Our contemporary ontology is one of acceleration and mania. Along with the logic of global and cognitive capitalism, we look to our iPhones and the internet as the source for these intensified temporalities. Indeed, walk out on any street and hundreds of individuals are engaged in locating their sense of self and place via the rapid click of the cell-phone snapshot. Jean-Luc Mylayne’s 38-year oeuvre of patiently staged conceptual nature photography is the philosophical inversion of this state. Famous for his extensive labor and Zen-like patience, not to mention the huge amounts of time and ethical sensitivity he invests in creating his images of birds (as if that is all he is doing), Mylayne has more in common with Proust’s distended moments of reflective memory than the manic attention deficit of today’s amnesiac iPhone present. In fact, while preeminently photographic, his work calls more upon the fixed, contemplative gaze of modernist cinema and Bergsonian duration than upon the gee-whiz gimmickry of still digital photography. And yet Mylayne has also been linked to a new ethics of animal studies, since his work depends upon trust and mutual recognition, not force or artificial hierarchies of human versus animal. These “bird photographs” are much more than indexes, as Fiona Mann states in her essay “Angel of Repose”— “for Mylayne’s pursuit is, in the end, a register of ontological awareness.”1
“Chaos” raises this call for awareness through themes of the vanishing and vulnerability of birds (here, bluebirds), susceptible as they are to their environment and surprisingly brief lifespans (unlike parrots who can live to 80, most bluebirds don’t make it to one year). Selected from his relatively small collection of works—considering he started photographing in 1976, yet in 2000 had only 150 prints—“Chaos” is a collection of nine C-prints numbered and dated by month, and almost all are from January and February of the years 2004, 2006, 2007, and 2008.
The exhibition begins in the main gallery with a series of portraits of the same scene, each taken at a different time of day, from January to February of 2004. In each, a line of tiny bluebirds balances delicately on the rim of a wooden barrel filled with water, set against the backdrop of a rural landscape. Framed so the horizontal line of birds, rim, and water stretch along the base of each photograph, the greater part of these six-foot vertical frames is filled with the overwhelming block of color of the metamorphosing natural sky. As the colors change, so does the time of day, reminding us how time is, in the words of poet Robert Kelly, “a lie/that color tries to heal us from.”2
From late day, to sunset, to dark night, these works depict the effect of the earth’s 24-hour rotation on the planet, as a color wheel sky, weighty in its presence, transforming from blue to black. In No. 195, Janvier Février 2004 (2004), the azure sky overwhelms the tiny cornflower bluebird bodies which stand out in contrast to the mottled ecru of the wooden rim. The water below mirrors the azure of the sky. In No. 191, Janvier Février 2004 (2004), the sky is blue-black and the water a steely moonlit blue-gray. In each, the bluebirds are merely dots of varying blues (like the variations on a paint chip sample), actors in the drama of nature and culture, which Mylayne never sets up as an opposition. In other words, “birds” are never a simple symbol of arcadia inhabiting a zone of innocence outside of culture. Indeed, it is Mylayne who uses the word “actor” to describe the birds he photographs, as if to say: remember this is culture I am interacting with.

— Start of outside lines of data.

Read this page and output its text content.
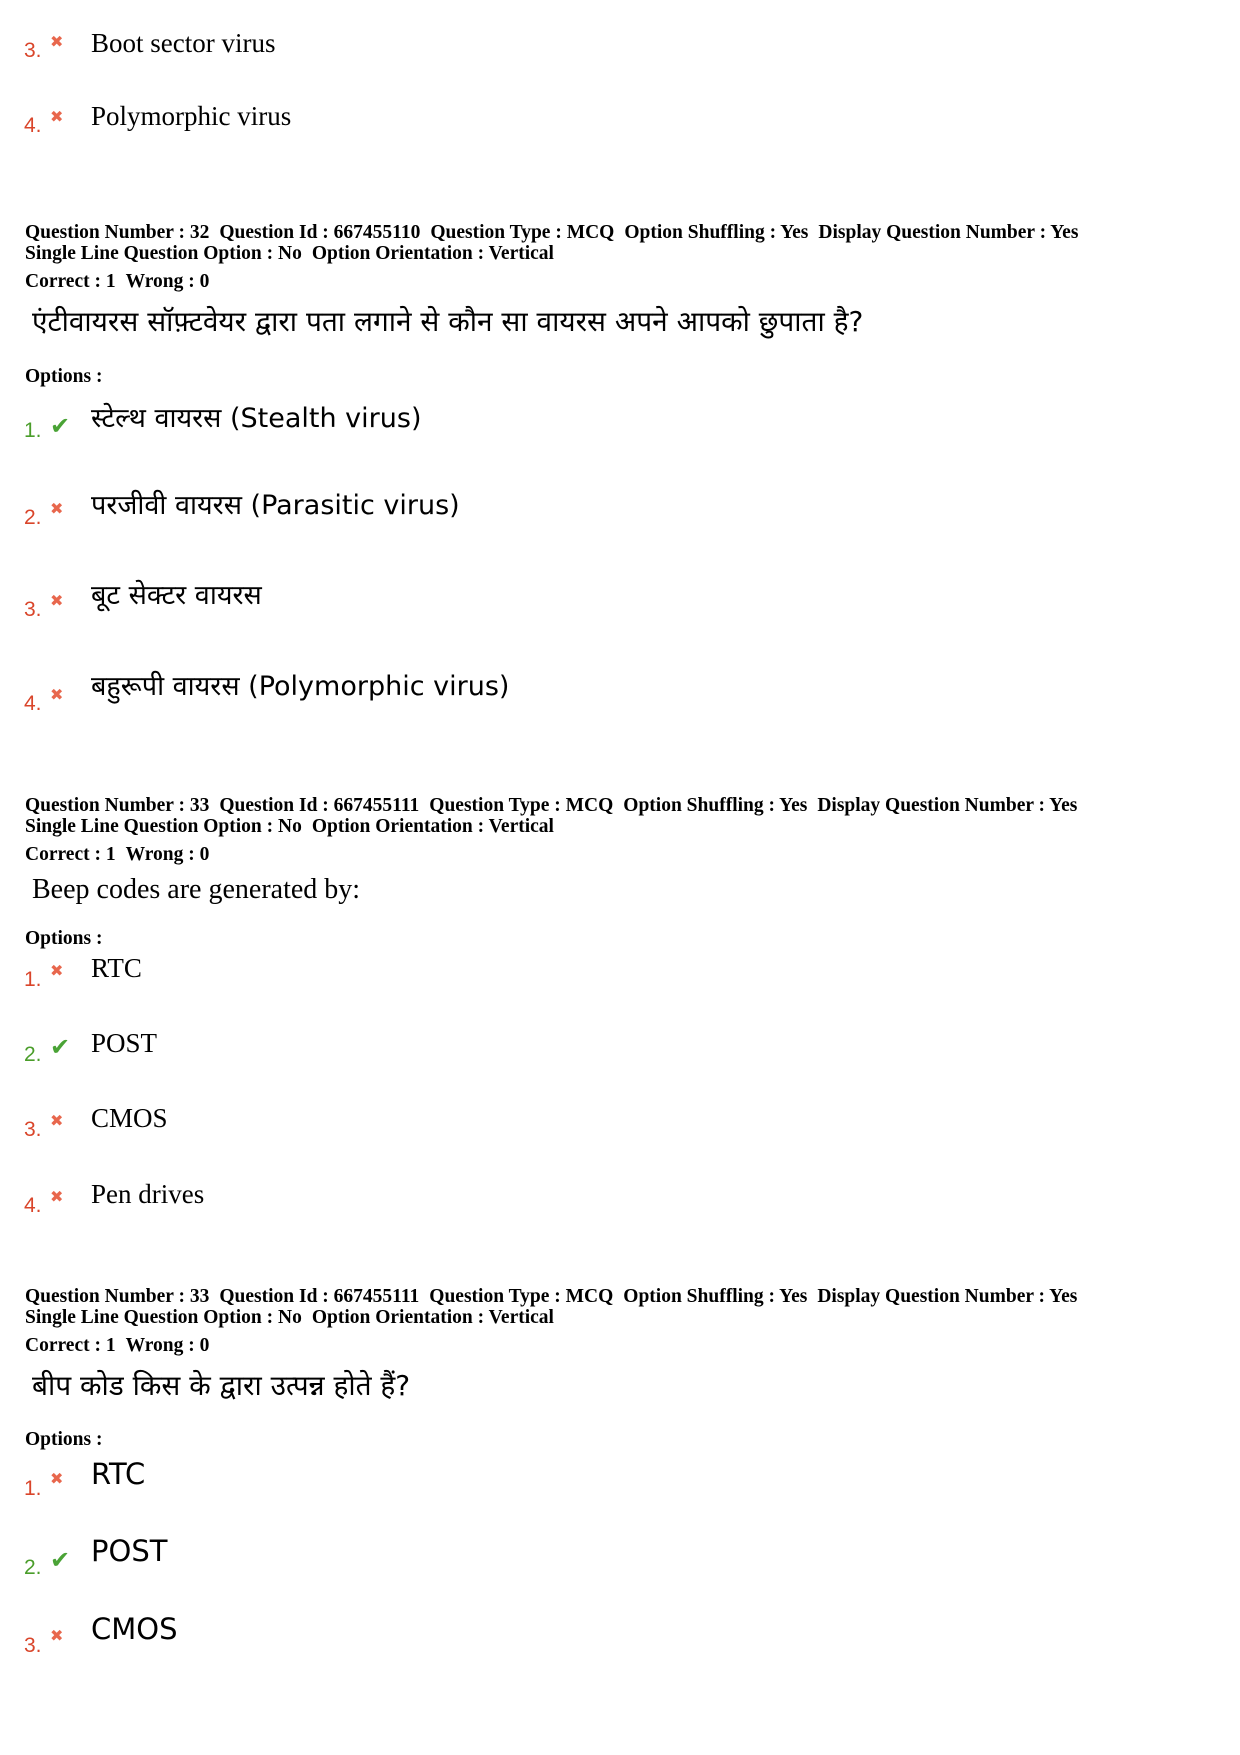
3. ✖ Boot sector virus
4. ✖ Polymorphic virus
Question Number : 32 Question Id : 667455110 Question Type : MCQ Option Shuffling : Yes Display Question Number : Yes
Single Line Question Option : No Option Orientation : Vertical
Correct : 1 Wrong : 0
एंटीवायरस सॉफ़्टवेयर द्वारा पता लगाने से कौन सा वायरस अपने आपको छुपाता है?
Options :
1. ✔ स्टेल्थ वायरस (Stealth virus)
2. ✖ परजीवी वायरस (Parasitic virus)
3. ✖ बूट सेक्टर वायरस
4. ✖ बहुरूपी वायरस (Polymorphic virus)
Question Number : 33 Question Id : 667455111 Question Type : MCQ Option Shuffling : Yes Display Question Number : Yes
Single Line Question Option : No Option Orientation : Vertical
Correct : 1 Wrong : 0
Beep codes are generated by:
Options :
1. ✖ RTC
2. ✔ POST
3. ✖ CMOS
4. ✖ Pen drives
Question Number : 33 Question Id : 667455111 Question Type : MCQ Option Shuffling : Yes Display Question Number : Yes
Single Line Question Option : No Option Orientation : Vertical
Correct : 1 Wrong : 0
बीप कोड किस के द्वारा उत्पन्न होते हैं?
Options :
1. ✖ RTC
2. ✔ POST
3. ✖ CMOS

As one circulates through the gallery, the call to awareness increases. No. 401 Avril Mai 2006 (2006)— ironically the one photograph taken in spring—is dark. We can barely make out the trace silhouette of a bird in a tree taken at night. This is an unusual photograph for Mylayne. It is absent of context—landscape—and the bird is shot in close up so as to fill most of the frame. The aura of the photograph is one of death as claustrophobic inevitability. In contrast, isolated in the project room around the corner, No. 560 Janvier Février 2008 (2008) portrays the explosive time lapse shuddering white blur of wings in motion, set against the backdrop of a barren tree and piercing blue sky. Unlike most of the others, it is spliced and layered from a series of images. Mylayne does not hide the shifts in temporality when he layers the images, but exaggerates them, so that tree and bird stutter in haunting bands of temporal and visual rhythm. Abstract and exhilarating, it is the showpiece of the exhibition, the very embodiment of the color of time as a drive towards entropy.

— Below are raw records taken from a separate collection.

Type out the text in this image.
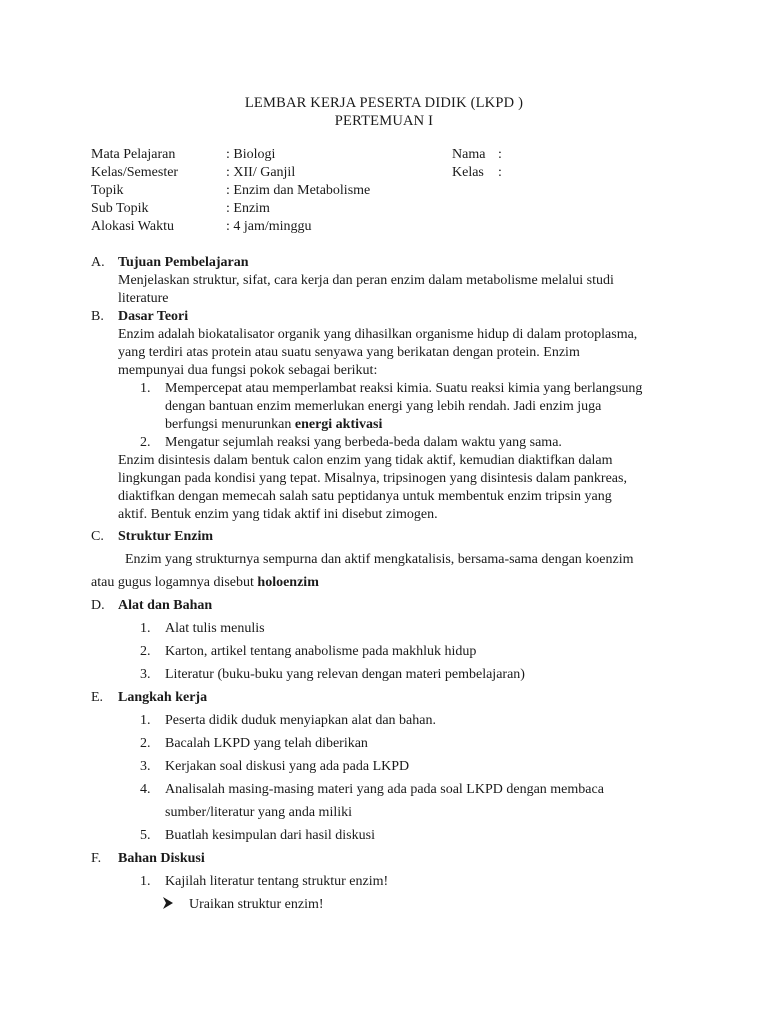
LEMBAR KERJA PESERTA DIDIK (LKPD )
PERTEMUAN I
Mata Pelajaran	: Biologi
Kelas/Semester	: XII/ Ganjil
Topik	: Enzim dan Metabolisme
Sub Topik	: Enzim
Alokasi Waktu	: 4 jam/minggu
Nama :
Kelas :
A. Tujuan Pembelajaran
Menjelaskan struktur, sifat, cara kerja dan peran enzim dalam metabolisme melalui studi
literature
B. Dasar Teori
Enzim adalah biokatalisator organik yang dihasilkan organisme hidup di dalam protoplasma,
yang terdiri atas protein atau suatu senyawa yang berikatan dengan protein. Enzim
mempunyai dua fungsi pokok sebagai berikut:
1. Mempercepat atau memperlambat reaksi kimia. Suatu reaksi kimia yang berlangsung
dengan bantuan enzim memerlukan energi yang lebih rendah. Jadi enzim juga
berfungsi menurunkan energi aktivasi
2. Mengatur sejumlah reaksi yang berbeda-beda dalam waktu yang sama.
Enzim disintesis dalam bentuk calon enzim yang tidak aktif, kemudian diaktifkan dalam
lingkungan pada kondisi yang tepat. Misalnya, tripsinogen yang disintesis dalam pankreas,
diaktifkan dengan memecah salah satu peptidanya untuk membentuk enzim tripsin yang
aktif. Bentuk enzim yang tidak aktif ini disebut zimogen.
C. Struktur Enzim
Enzim yang strukturnya sempurna dan aktif mengkatalisis, bersama-sama dengan koenzim
atau gugus logamnya disebut holoenzim
D. Alat dan Bahan
1. Alat tulis menulis
2. Karton, artikel tentang anabolisme pada makhluk hidup
3. Literatur (buku-buku yang relevan dengan materi pembelajaran)
E. Langkah kerja
1. Peserta didik duduk menyiapkan alat dan bahan.
2. Bacalah LKPD yang telah diberikan
3. Kerjakan soal diskusi yang ada pada LKPD
4. Analisalah masing-masing materi yang ada pada soal LKPD dengan membaca
sumber/literatur yang anda miliki
5. Buatlah kesimpulan dari hasil diskusi
F. Bahan Diskusi
1. Kajilah literatur tentang struktur enzim!
Uraikan struktur enzim!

Flawed only by the annoying reflection of oneself or others, due to the lighting and surface reflection of the works in the gallery, “Chaos” is ultimately an operatic encounter, a soulful proto-cinematic allegory of birds in time and as time; a whisper in our ear to be sensitive to our ontological awareness of the winged blink that constitutes this blur we call life.
Fiona Mann, “Angel of Repose,” Parkett, no. 85 (2009): 56.
Robert Kelly, The Color Mill: An image/poetry collaboration between poet Robert Kelly and artist Nathlie Provosty (Brooklyn: Spuyten Duyvil, 2014).